Wahrscheinlich nicht. Das ist allerdings eine aktuell nicht abschließend geklärte Frage. Arbeitgeber werden versuchen, eine solche Pflicht des Arbeitnehmers durch entsprechende Vereinbarungen im Arbeitsvertrag zu regeln. Ob das rechtlich wirksam ist, kann derzeit nicht sicher gesagt werden. Nach Einschätzung der Autoren dieser Kolumne spricht vieles dafür, dass ein Anspruch des Arbeitgebers auf Erhalt einer Kopie nicht besteht.

Erich Nagl: Die Digitalisierung ist kein Selbstzweck!
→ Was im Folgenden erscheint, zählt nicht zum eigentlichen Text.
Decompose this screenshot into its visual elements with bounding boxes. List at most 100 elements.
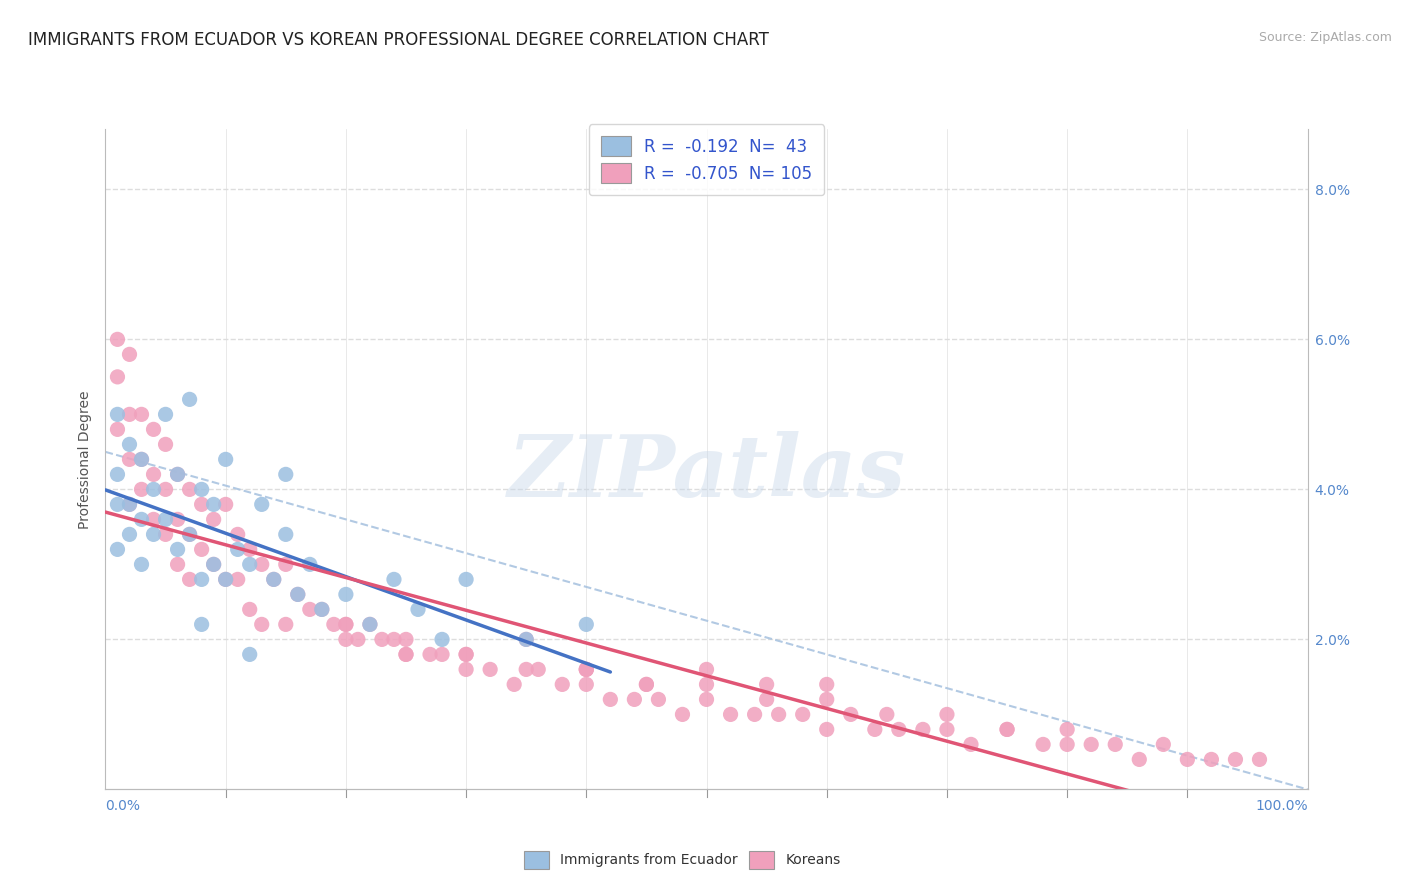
Point [131, 558, 153, 572]
Point [298, 602, 321, 616]
Point [839, 707, 862, 722]
Point [335, 587, 357, 601]
Point [118, 408, 141, 422]
Point [430, 648, 453, 662]
Point [155, 483, 177, 497]
Point [815, 677, 838, 691]
Point [995, 723, 1018, 737]
Point [936, 723, 959, 737]
Point [274, 467, 297, 482]
Point [515, 662, 537, 676]
Point [202, 558, 225, 572]
Point [239, 542, 262, 557]
Point [131, 452, 153, 467]
Point [359, 617, 381, 632]
Point [1201, 752, 1223, 766]
Point [1175, 752, 1198, 766]
Point [190, 483, 212, 497]
Point [118, 452, 141, 467]
Point [863, 723, 886, 737]
Point [419, 648, 441, 662]
Point [142, 467, 165, 482]
Point [623, 692, 645, 706]
Point [166, 558, 188, 572]
Point [274, 558, 297, 572]
Point [696, 662, 718, 676]
Point [755, 692, 778, 706]
Point [454, 573, 477, 587]
Point [371, 632, 394, 647]
Point [179, 483, 201, 497]
Point [359, 617, 381, 632]
Point [131, 483, 153, 497]
Point [179, 527, 201, 541]
Point [995, 723, 1018, 737]
Point [226, 542, 249, 557]
Point [250, 497, 273, 511]
Point [876, 707, 898, 722]
Point [214, 573, 236, 587]
Point [347, 632, 370, 647]
Text: Immigrants from Ecuador: Immigrants from Ecuador [560, 853, 738, 867]
Point [142, 527, 165, 541]
Point [311, 602, 333, 616]
Point [1128, 752, 1150, 766]
Point [792, 707, 814, 722]
Point [503, 677, 526, 691]
Point [335, 632, 357, 647]
Point [720, 707, 742, 722]
Point [155, 437, 177, 451]
Point [239, 648, 262, 662]
Point [239, 602, 262, 616]
Point [454, 648, 477, 662]
Point [179, 392, 201, 407]
Point [1249, 752, 1271, 766]
Point [214, 452, 236, 467]
Point [575, 662, 598, 676]
Point [226, 573, 249, 587]
Point [263, 573, 285, 587]
Point [479, 662, 502, 676]
Point [263, 573, 285, 587]
Point [406, 602, 429, 616]
Point [636, 677, 658, 691]
Point [696, 677, 718, 691]
Text: Source: ZipAtlas.com: Source: ZipAtlas.com [1258, 31, 1392, 45]
Point [1056, 738, 1078, 752]
Point [142, 512, 165, 526]
Text: IMMIGRANTS FROM ECUADOR VS KOREAN PROFESSIONAL DEGREE CORRELATION CHART: IMMIGRANTS FROM ECUADOR VS KOREAN PROFES… [28, 31, 769, 49]
Point [226, 527, 249, 541]
Point [815, 692, 838, 706]
Point [575, 617, 598, 632]
Point [166, 542, 188, 557]
Point [815, 723, 838, 737]
Point [131, 512, 153, 526]
Point [118, 527, 141, 541]
Point [239, 558, 262, 572]
Point [395, 632, 418, 647]
Point [298, 558, 321, 572]
Point [382, 573, 405, 587]
Text: 0.0%: 0.0% [105, 799, 141, 814]
Point [887, 723, 910, 737]
Point [575, 662, 598, 676]
Point [107, 497, 129, 511]
Point [190, 542, 212, 557]
Point [527, 662, 550, 676]
Point [214, 573, 236, 587]
Y-axis label: Professional Degree: Professional Degree [77, 390, 91, 529]
Point [166, 512, 188, 526]
Legend: R =  -0.192  N=  43, R =  -0.705  N= 105: R = -0.192 N= 43, R = -0.705 N= 105 [589, 125, 824, 195]
Point [755, 677, 778, 691]
Point [1152, 738, 1174, 752]
Point [107, 542, 129, 557]
Point [454, 662, 477, 676]
Point [274, 617, 297, 632]
Point [190, 573, 212, 587]
Point [430, 632, 453, 647]
Point [575, 677, 598, 691]
Point [107, 332, 129, 346]
Point [214, 497, 236, 511]
Point [1104, 738, 1126, 752]
Point [250, 558, 273, 572]
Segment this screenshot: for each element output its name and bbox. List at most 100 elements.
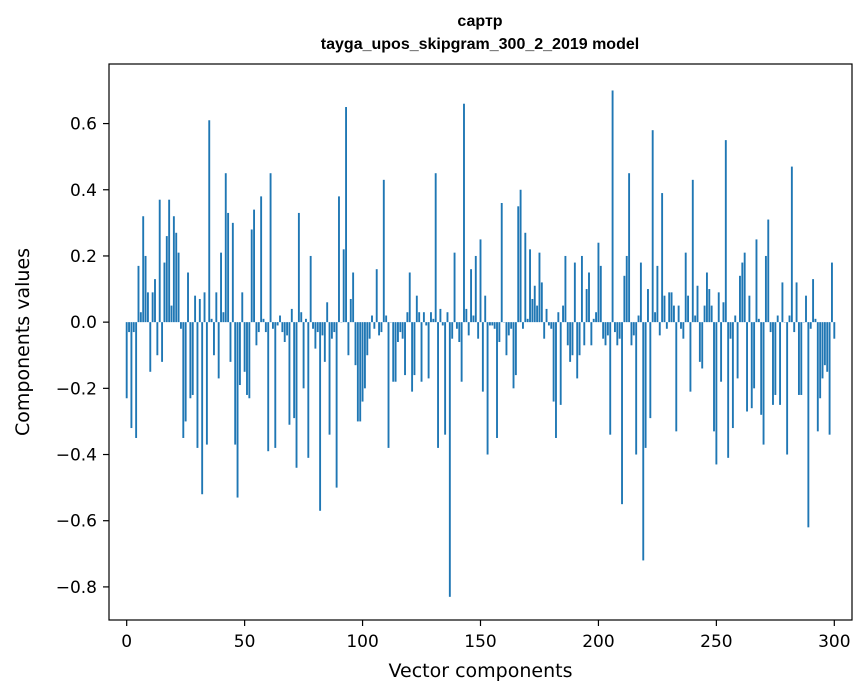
bar — [762, 322, 765, 445]
bar — [146, 292, 149, 323]
bar — [720, 322, 723, 382]
bar — [769, 322, 772, 333]
bar — [319, 322, 322, 511]
bar — [375, 269, 378, 323]
bar — [286, 322, 289, 336]
bar — [177, 252, 180, 323]
bar — [182, 322, 185, 438]
bar — [672, 305, 675, 323]
bar — [616, 322, 619, 346]
y-tick-label: 0.0 — [70, 313, 97, 333]
bar — [644, 322, 647, 448]
bar — [597, 242, 600, 323]
bar — [446, 312, 449, 323]
bar — [203, 292, 206, 323]
bar — [805, 295, 807, 323]
bar — [238, 322, 241, 386]
x-tick-label: 150 — [464, 632, 496, 652]
bar — [455, 322, 458, 329]
bar — [807, 322, 810, 528]
bar — [580, 255, 583, 323]
bar — [630, 322, 633, 346]
bar — [757, 318, 760, 323]
bar — [809, 322, 812, 329]
y-tick-label: 0.6 — [70, 115, 97, 135]
bar — [675, 322, 678, 432]
bar — [463, 103, 465, 323]
bar — [571, 322, 574, 356]
bar — [387, 322, 390, 448]
bar — [531, 298, 534, 323]
bar — [297, 212, 300, 323]
bar — [425, 322, 428, 326]
bar — [342, 249, 345, 323]
bar — [302, 322, 305, 389]
bar — [215, 292, 218, 323]
bar — [217, 322, 220, 379]
bar — [345, 107, 347, 323]
bar — [130, 322, 133, 429]
bar — [701, 322, 704, 369]
bar — [354, 322, 357, 366]
bar — [734, 315, 737, 323]
bar — [599, 265, 602, 323]
bar — [510, 322, 513, 329]
bar — [767, 219, 770, 323]
bar — [335, 322, 338, 488]
bar — [543, 322, 546, 339]
bar — [819, 322, 822, 399]
chart-title-line-1: сартр — [457, 13, 503, 30]
bar — [590, 322, 593, 346]
bar — [550, 322, 553, 329]
bar — [764, 255, 767, 323]
bar — [144, 255, 147, 323]
bar — [359, 322, 362, 422]
bar — [408, 272, 411, 323]
bar — [394, 322, 397, 382]
bar — [677, 305, 680, 323]
x-tick-label: 100 — [346, 632, 378, 652]
bar — [187, 272, 189, 323]
bar — [722, 302, 725, 323]
bar — [708, 289, 711, 323]
bar — [420, 322, 423, 382]
bar — [746, 322, 748, 412]
bar — [649, 322, 652, 419]
bar — [309, 255, 312, 323]
bar — [427, 322, 430, 379]
bar — [328, 322, 331, 435]
bar — [385, 315, 388, 323]
bar — [781, 282, 784, 323]
bar — [658, 322, 661, 336]
bar — [227, 212, 230, 323]
bar — [163, 262, 166, 323]
bar — [432, 318, 435, 323]
bar — [368, 322, 371, 339]
bar — [135, 322, 138, 438]
bar — [559, 322, 562, 405]
bar — [656, 265, 659, 323]
bar — [573, 262, 576, 323]
bar — [156, 322, 159, 356]
bar — [229, 322, 232, 362]
bar — [694, 315, 697, 323]
bar — [474, 255, 477, 323]
bar — [165, 236, 168, 323]
bar — [453, 252, 456, 323]
bar — [604, 322, 607, 346]
bar — [406, 312, 409, 323]
bar — [137, 265, 140, 323]
bar — [555, 322, 557, 438]
bar — [689, 322, 692, 392]
bar — [349, 298, 352, 323]
bar — [382, 179, 385, 323]
bar — [158, 199, 161, 323]
bar — [743, 252, 746, 323]
bar — [397, 322, 399, 342]
bar — [371, 315, 373, 323]
bar — [774, 322, 777, 395]
bar — [654, 312, 656, 323]
bar — [231, 222, 234, 323]
bar — [451, 322, 454, 339]
chart-title-line-2: tayga_upos_skipgram_300_2_2019 model — [320, 36, 640, 53]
Zusatzfrage 11: Führt die eAU zum Bürokratieabbau?

Das ist eine Frage, die den Arbeitgebern – nicht nur im Gastgewerbe – womöglich am meisten unter den Nägeln brennen dürfte. Schließlich ist die Digitalisierung kein Selbstzweck, sondern muss sich an konkreten Parametern wie Effizienzsteigerung messen lassen. Die korrekte Beantwortung der Frage hängt allerdings davon ab, wer durch die eAU betroffen ist. Für Arbeitnehmer ist ein Bürokratieabbau unserer Einschätzung nach durchaus erkennbar. Immerhin hat sich das Prozedere mit den gelben Scheinen für den Arbeitgeber und die Krankenkasse erledigt. Aber für die Arbeitgeberseite sieht das anders aus. Hier führt die Digitalisierung an der Stelle zu mehr Arbeit, als das bisher der Fall war. Und (siehe Frage 9) sogar zu höheren Kosten. Keine Vereinfachung, keine Beschleunigung von Arbeitsprozessen. Nix mit schöner neuer digitaler Welt!